Breaking the mocking habit

By Louise White - San Diego, California

From the July 9, 2012 issue of the Christian Science Sentinel

My children and I used to spend a short time each morning reading together a section from the Christian Science Bible Lesson.

One week the children were deeply touched by the courage Jesus showed through his trial before Pilate. The Bible tells of the soldiers mocking Jesus: “When they had platted a crown of thorns, they put it upon his head, and a reed in his right hand: and they bowed the knee before him, and mocked him, saying, Hail, King of the Jews!” (Matthew 27:29).

“Why did they mock him?” the children asked with sadness. After some discussion we decided that mocking can happen when others are afraid of you, or when they don’t understand you—or even when they want to hide their pride behind sarcasm, using their words to wound you.

It was a shock, then, to realize that our family frequently used mocking to make fun of each other. Sometimes what seemed like a joke or a clever way of correcting would stab and hurt a family member. With quiet sincerity, we each promised that we would not mock anymore.

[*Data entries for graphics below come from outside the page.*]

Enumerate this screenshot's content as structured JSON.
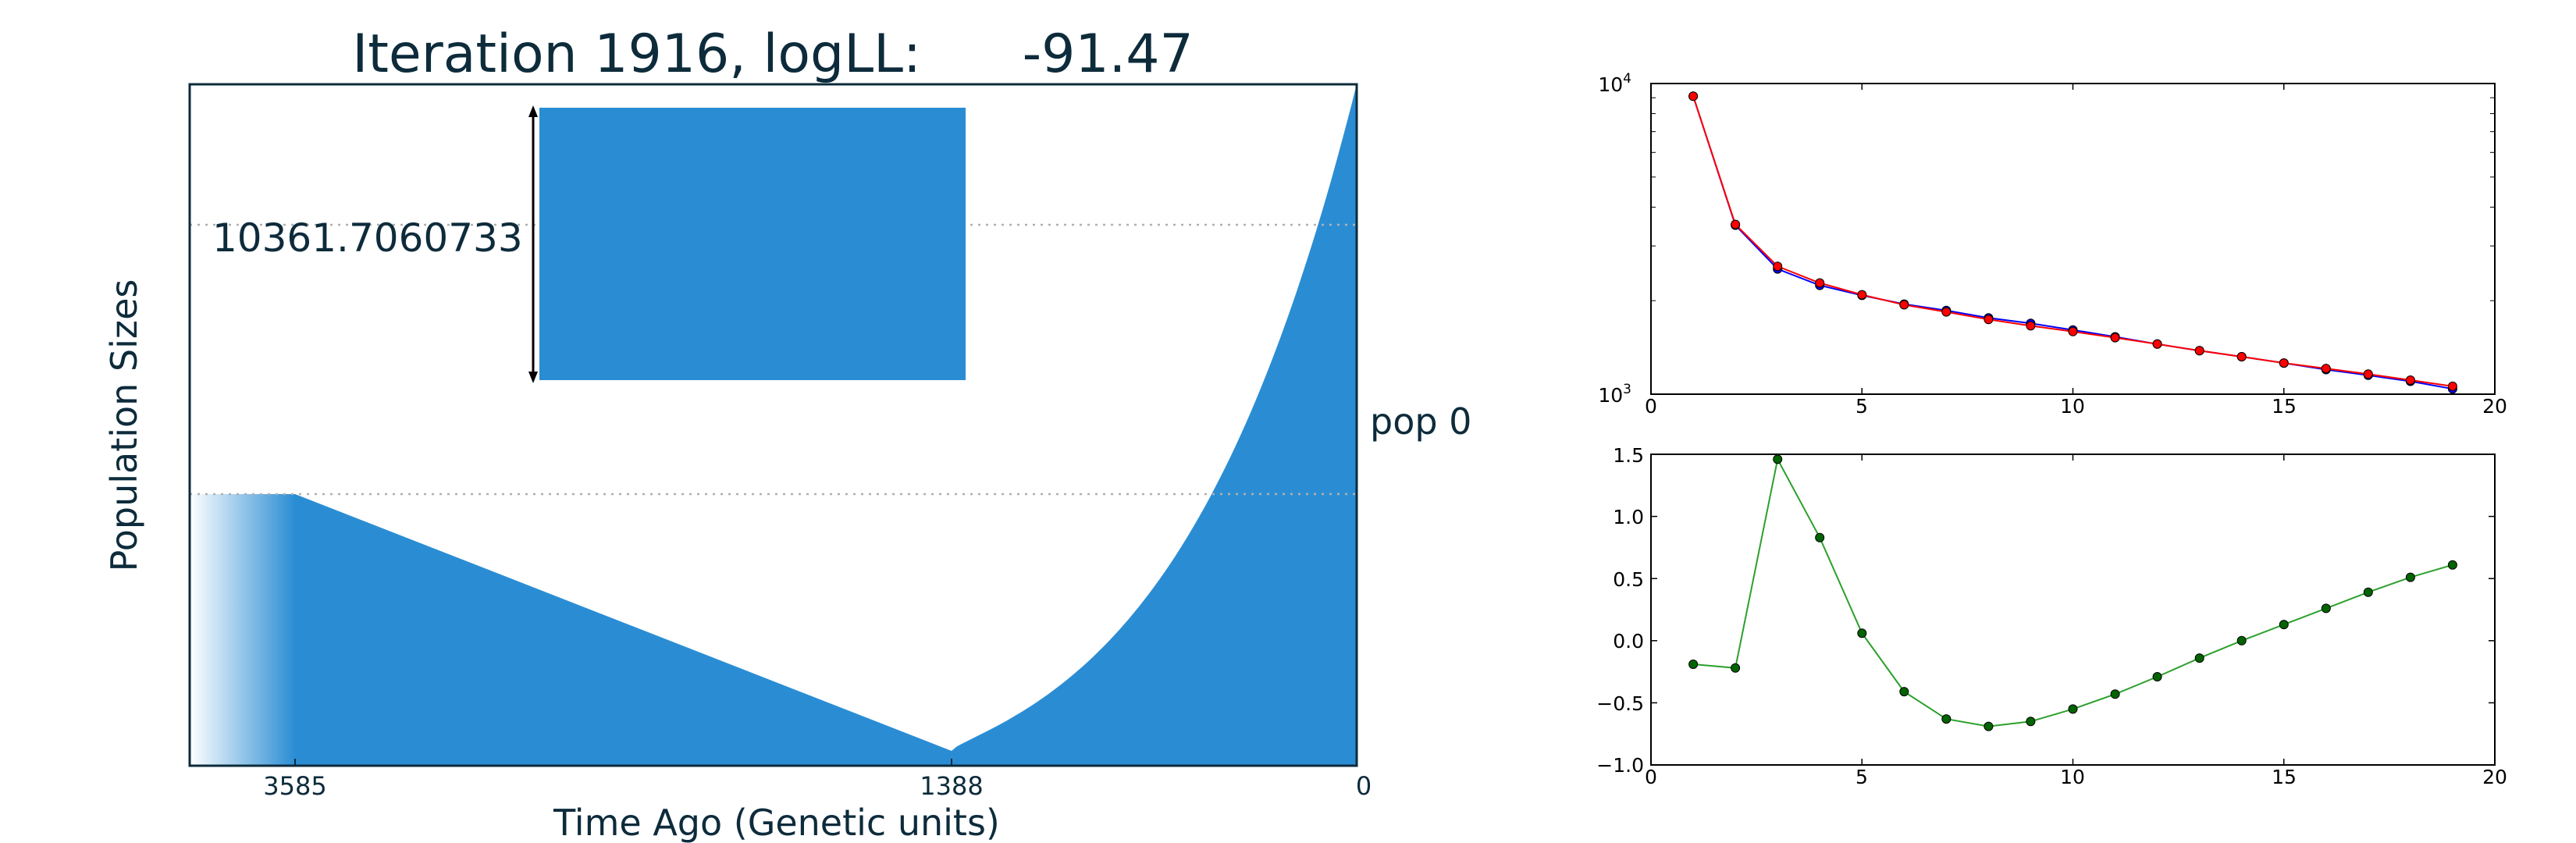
{
  "chart_data": [
    {
      "type": "area",
      "title": "Iteration 1916, logLL:      -91.47",
      "xlabel": "Time Ago (Genetic units)",
      "ylabel": "Population Sizes",
      "x_ticks": [
        "3585",
        "1388",
        "0"
      ],
      "series_label": "pop 0",
      "scale_bar_label": "10361.7060733",
      "fill_color": "#2a8dd4",
      "text_color": "#0d2b3b",
      "reference_lines": "dotted",
      "epochs": [
        {
          "from_time": 0,
          "to_time": 1388,
          "shape": "exponential",
          "size_start": "max",
          "size_end": "min"
        },
        {
          "from_time": 1388,
          "to_time": 3585,
          "shape": "linear",
          "size_start": "min",
          "size_end": "ancestral"
        },
        {
          "from_time": 3585,
          "shape": "constant",
          "size": "ancestral"
        }
      ]
    },
    {
      "type": "line",
      "yscale": "log",
      "xlim": [
        0,
        20
      ],
      "ylim": [
        1000,
        10000
      ],
      "x_ticks": [
        "0",
        "5",
        "10",
        "15",
        "20"
      ],
      "y_ticks": [
        {
          "base": "10",
          "exp": "3"
        },
        {
          "base": "10",
          "exp": "4"
        }
      ],
      "series": [
        {
          "color": "#0000ff",
          "x": [
            1,
            2,
            3,
            4,
            5,
            6,
            7,
            8,
            9,
            10,
            11,
            12,
            13,
            14,
            15,
            16,
            17,
            18,
            19
          ],
          "values": [
            9100,
            3500,
            2530,
            2240,
            2080,
            1950,
            1860,
            1760,
            1690,
            1610,
            1530,
            1450,
            1380,
            1320,
            1260,
            1200,
            1150,
            1100,
            1040
          ]
        },
        {
          "color": "#ff0000",
          "x": [
            1,
            2,
            3,
            4,
            5,
            6,
            7,
            8,
            9,
            10,
            11,
            12,
            13,
            14,
            15,
            16,
            17,
            18,
            19
          ],
          "values": [
            9100,
            3520,
            2580,
            2280,
            2090,
            1940,
            1840,
            1740,
            1660,
            1590,
            1520,
            1450,
            1380,
            1320,
            1260,
            1210,
            1160,
            1110,
            1060
          ]
        }
      ]
    },
    {
      "type": "line",
      "xlim": [
        0,
        20
      ],
      "ylim": [
        -1.0,
        1.5
      ],
      "x_ticks": [
        "0",
        "5",
        "10",
        "15",
        "20"
      ],
      "y_ticks": [
        "−1.0",
        "−0.5",
        "0.0",
        "0.5",
        "1.0",
        "1.5"
      ],
      "series": [
        {
          "color": "#2ca02c",
          "marker_color": "#006400",
          "x": [
            1,
            2,
            3,
            4,
            5,
            6,
            7,
            8,
            9,
            10,
            11,
            12,
            13,
            14,
            15,
            16,
            17,
            18,
            19
          ],
          "values": [
            -0.19,
            -0.22,
            1.46,
            0.83,
            0.06,
            -0.41,
            -0.63,
            -0.69,
            -0.65,
            -0.55,
            -0.43,
            -0.29,
            -0.14,
            0.0,
            0.13,
            0.26,
            0.39,
            0.51,
            0.61
          ]
        }
      ]
    }
  ]
}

It wasn’t easy to stop our old ways of laughing at each other’s mistakes and apparent weaknesses. The Bible gave us strength: “Charity . . . rejoices not in iniquity, but rejoices in the truth” (I Corinthians 13:4, 6, American King James Version). This assured us that God’s love corrects firmly and patiently, without humiliation. God shines His law through our hearts and minds, and there is a balance between His moral law and His unconditional mercy.

We were able to soften our words. We never lost the wonderful ability to laugh at problems (and occasionally poke gentle, harmless fun at each other), but a new poise and compassion replaced the mocking habit.

Political campaigns, news reports, and talk-show hosts are often harshly critical, publicly jumping on someone’s mistakes. Verbal abuse and bullying are extreme examples of mocking, and this kind of dark thought can become a habit, which ends in a cynical attitude toward our world. Yet Mary Baker Eddy wrote: “You may condemn evil in the abstract without harming any one or your own moral sense, but condemn persons seldom, if ever. Improve every opportunity to correct sin through your own perfectness” (The First Church of Christ, Scientist, and Miscellany, p. 249).

Our purpose is clearly to be more Godlike—to express His wisdom and strength through every trial. Our words are not meant to tear down; they should instead be valuable messages to support and heal.

Sometimes what seemed like a joke would hurt a family member.